We too often assign blame to people that we expect to carry generationally. This entire group of people is just terrible. They are bad. Their children will be bad. There is something wrong with who they are. Sometimes we take that blame onto ourselves, living into cycles of generational trauma. We learn the worst habits of our parents and repeat them with our children, who in turn learn them from us. We don’t see a way out. Sometimes, we wonder if we deserve a way out. This is just how life is. There is pain and sadness and suffering.

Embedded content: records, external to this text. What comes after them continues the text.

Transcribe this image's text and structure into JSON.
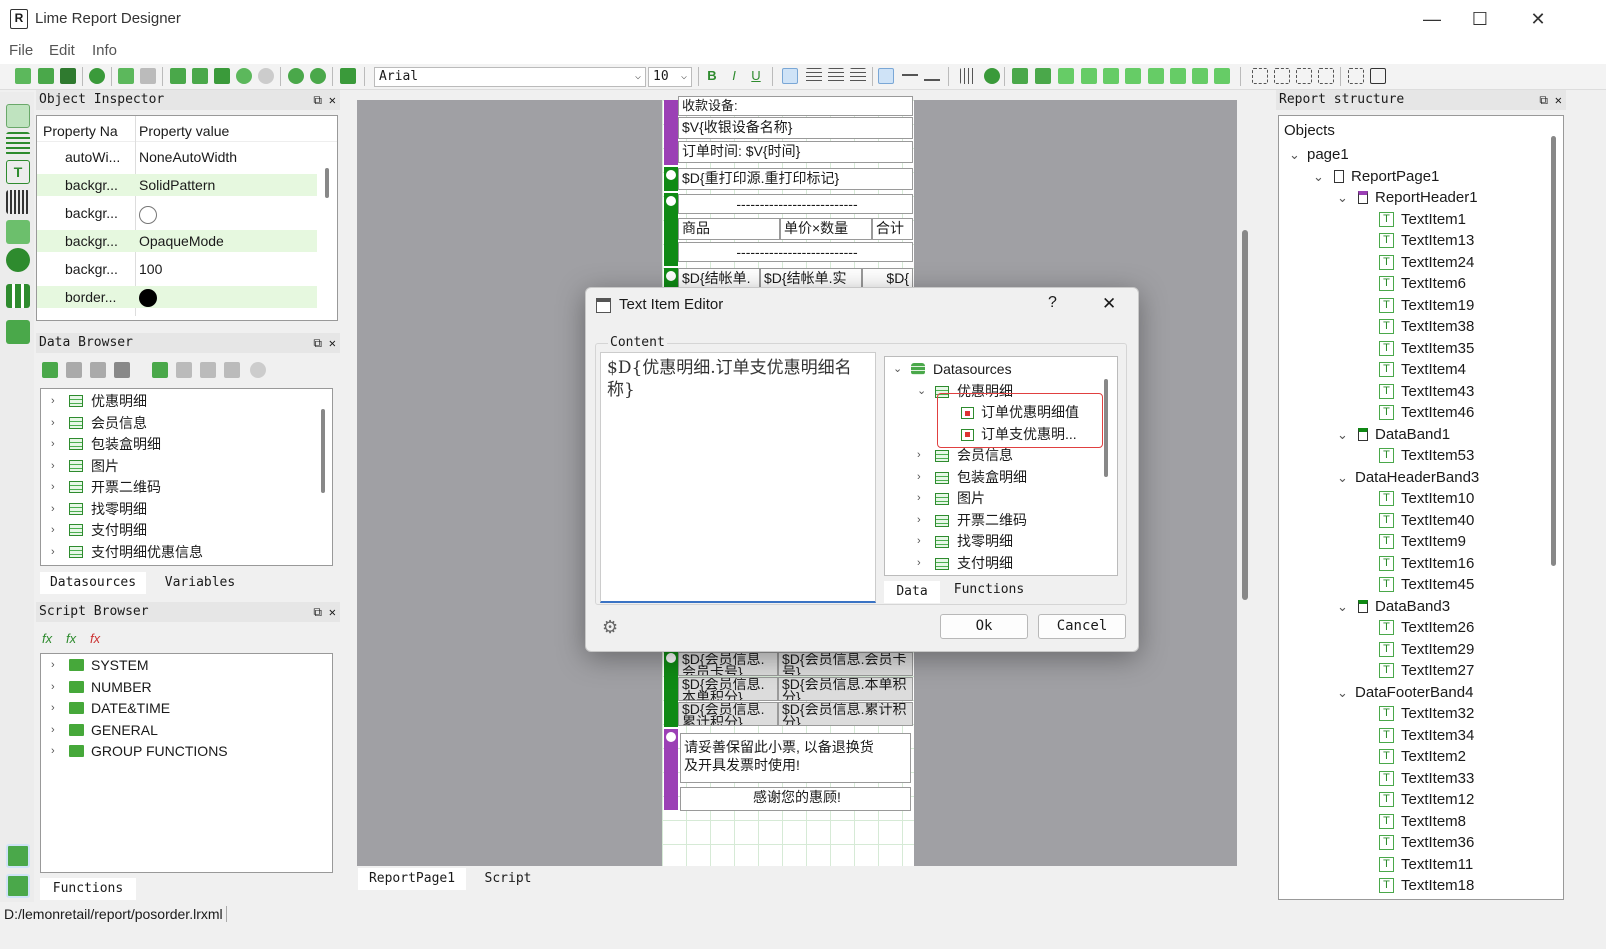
{
  "window": {
    "title": "Lime Report Designer",
    "minimize": "—",
    "maximize": "☐",
    "close": "✕"
  },
  "menu": [
    "File",
    "Edit",
    "Info"
  ],
  "toolbar": {
    "font": "Arial",
    "size": "10"
  },
  "object_inspector": {
    "title": "Object Inspector",
    "headers": [
      "Property Na",
      "Property value"
    ],
    "rows": [
      {
        "name": "autoWi...",
        "value": "NoneAutoWidth"
      },
      {
        "name": "backgr...",
        "value": "SolidPattern"
      },
      {
        "name": "backgr...",
        "value": ""
      },
      {
        "name": "backgr...",
        "value": "OpaqueMode"
      },
      {
        "name": "backgr...",
        "value": "100"
      },
      {
        "name": "border...",
        "value": ""
      }
    ]
  },
  "data_browser": {
    "title": "Data Browser",
    "items": [
      "优惠明细",
      "会员信息",
      "包装盒明细",
      "图片",
      "开票二维码",
      "找零明细",
      "支付明细",
      "支付明细优惠信息"
    ],
    "tabs": [
      "Datasources",
      "Variables"
    ]
  },
  "script_browser": {
    "title": "Script Browser",
    "items": [
      "SYSTEM",
      "NUMBER",
      "DATE&TIME",
      "GENERAL",
      "GROUP FUNCTIONS"
    ],
    "tabs": [
      "Functions"
    ]
  },
  "report": {
    "cells": [
      "收款设备:",
      "$V{收银设备名称}",
      "订单时间: $V{时间}",
      "$D{重打印源.重打印标记}",
      "--------------------------",
      "商品",
      "单价×数量",
      "合计",
      "--------------------------",
      "$D{结帐单.",
      "$D{结帐单.实",
      "$D{",
      "$D{会员信息.会员卡号}",
      "$D{会员信息.会员卡号}",
      "$D{会员信息.本单积分}",
      "$D{会员信息.本单积分}",
      "$D{会员信息.累计积分}",
      "$D{会员信息.累计积分}",
      "请妥善保留此小票, 以备退换货",
      "及开具发票时使用!",
      "感谢您的惠顾!"
    ],
    "tabs": [
      "ReportPage1",
      "Script"
    ]
  },
  "dialog": {
    "title": "Text Item Editor",
    "help": "?",
    "close": "✕",
    "content_label": "Content",
    "content_text": "$D{优惠明细.订单支优惠明细名称}",
    "tree": {
      "root": "Datasources",
      "expanded": "优惠明细",
      "fields": [
        "订单优惠明细值",
        "订单支优惠明..."
      ],
      "others": [
        "会员信息",
        "包装盒明细",
        "图片",
        "开票二维码",
        "找零明细",
        "支付明细"
      ]
    },
    "tabs": [
      "Data",
      "Functions"
    ],
    "ok": "Ok",
    "cancel": "Cancel"
  },
  "report_structure": {
    "title": "Report structure",
    "objects_label": "Objects",
    "tree": [
      {
        "label": "page1",
        "level": 0,
        "type": "expand"
      },
      {
        "label": "ReportPage1",
        "level": 1,
        "type": "page"
      },
      {
        "label": "ReportHeader1",
        "level": 2,
        "type": "band"
      },
      {
        "label": "TextItem1",
        "level": 3,
        "type": "text"
      },
      {
        "label": "TextItem13",
        "level": 3,
        "type": "text"
      },
      {
        "label": "TextItem24",
        "level": 3,
        "type": "text"
      },
      {
        "label": "TextItem6",
        "level": 3,
        "type": "text"
      },
      {
        "label": "TextItem19",
        "level": 3,
        "type": "text"
      },
      {
        "label": "TextItem38",
        "level": 3,
        "type": "text"
      },
      {
        "label": "TextItem35",
        "level": 3,
        "type": "text"
      },
      {
        "label": "TextItem4",
        "level": 3,
        "type": "text"
      },
      {
        "label": "TextItem43",
        "level": 3,
        "type": "text"
      },
      {
        "label": "TextItem46",
        "level": 3,
        "type": "text"
      },
      {
        "label": "DataBand1",
        "level": 2,
        "type": "band"
      },
      {
        "label": "TextItem53",
        "level": 3,
        "type": "text"
      },
      {
        "label": "DataHeaderBand3",
        "level": 2,
        "type": "none"
      },
      {
        "label": "TextItem10",
        "level": 3,
        "type": "text"
      },
      {
        "label": "TextItem40",
        "level": 3,
        "type": "text"
      },
      {
        "label": "TextItem9",
        "level": 3,
        "type": "text"
      },
      {
        "label": "TextItem16",
        "level": 3,
        "type": "text"
      },
      {
        "label": "TextItem45",
        "level": 3,
        "type": "text"
      },
      {
        "label": "DataBand3",
        "level": 2,
        "type": "band"
      },
      {
        "label": "TextItem26",
        "level": 3,
        "type": "text"
      },
      {
        "label": "TextItem29",
        "level": 3,
        "type": "text"
      },
      {
        "label": "TextItem27",
        "level": 3,
        "type": "text"
      },
      {
        "label": "DataFooterBand4",
        "level": 2,
        "type": "none"
      },
      {
        "label": "TextItem32",
        "level": 3,
        "type": "text"
      },
      {
        "label": "TextItem34",
        "level": 3,
        "type": "text"
      },
      {
        "label": "TextItem2",
        "level": 3,
        "type": "text"
      },
      {
        "label": "TextItem33",
        "level": 3,
        "type": "text"
      },
      {
        "label": "TextItem12",
        "level": 3,
        "type": "text"
      },
      {
        "label": "TextItem8",
        "level": 3,
        "type": "text"
      },
      {
        "label": "TextItem36",
        "level": 3,
        "type": "text"
      },
      {
        "label": "TextItem11",
        "level": 3,
        "type": "text"
      },
      {
        "label": "TextItem18",
        "level": 3,
        "type": "text"
      }
    ]
  },
  "status": "D:/lemonretail/report/posorder.lrxml",
  "colors": {
    "band_purple": "#9b40b5",
    "band_green": "#0f8a14",
    "highlight_row": "#e6f8df",
    "accent_red": "#e04040"
  }
}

Of course, it is true and natural for life to contain pain and suffering, but that doesn’t have to be the end of it. As much as we put guilt and blame upon ourselves, others, and our children, we can also listen for what God is doing. God isn’t cursing people. God isn’t pronouncing inescapable generational blame—except for a few exceptions in the Old Testament, but that is a discussion for another time. God is offering a promise, a promise that allows us to escape fear and blame and reclaim the blessings that God has intended for us. God loves us, all of us, and in God’s love we can find hope for a better world.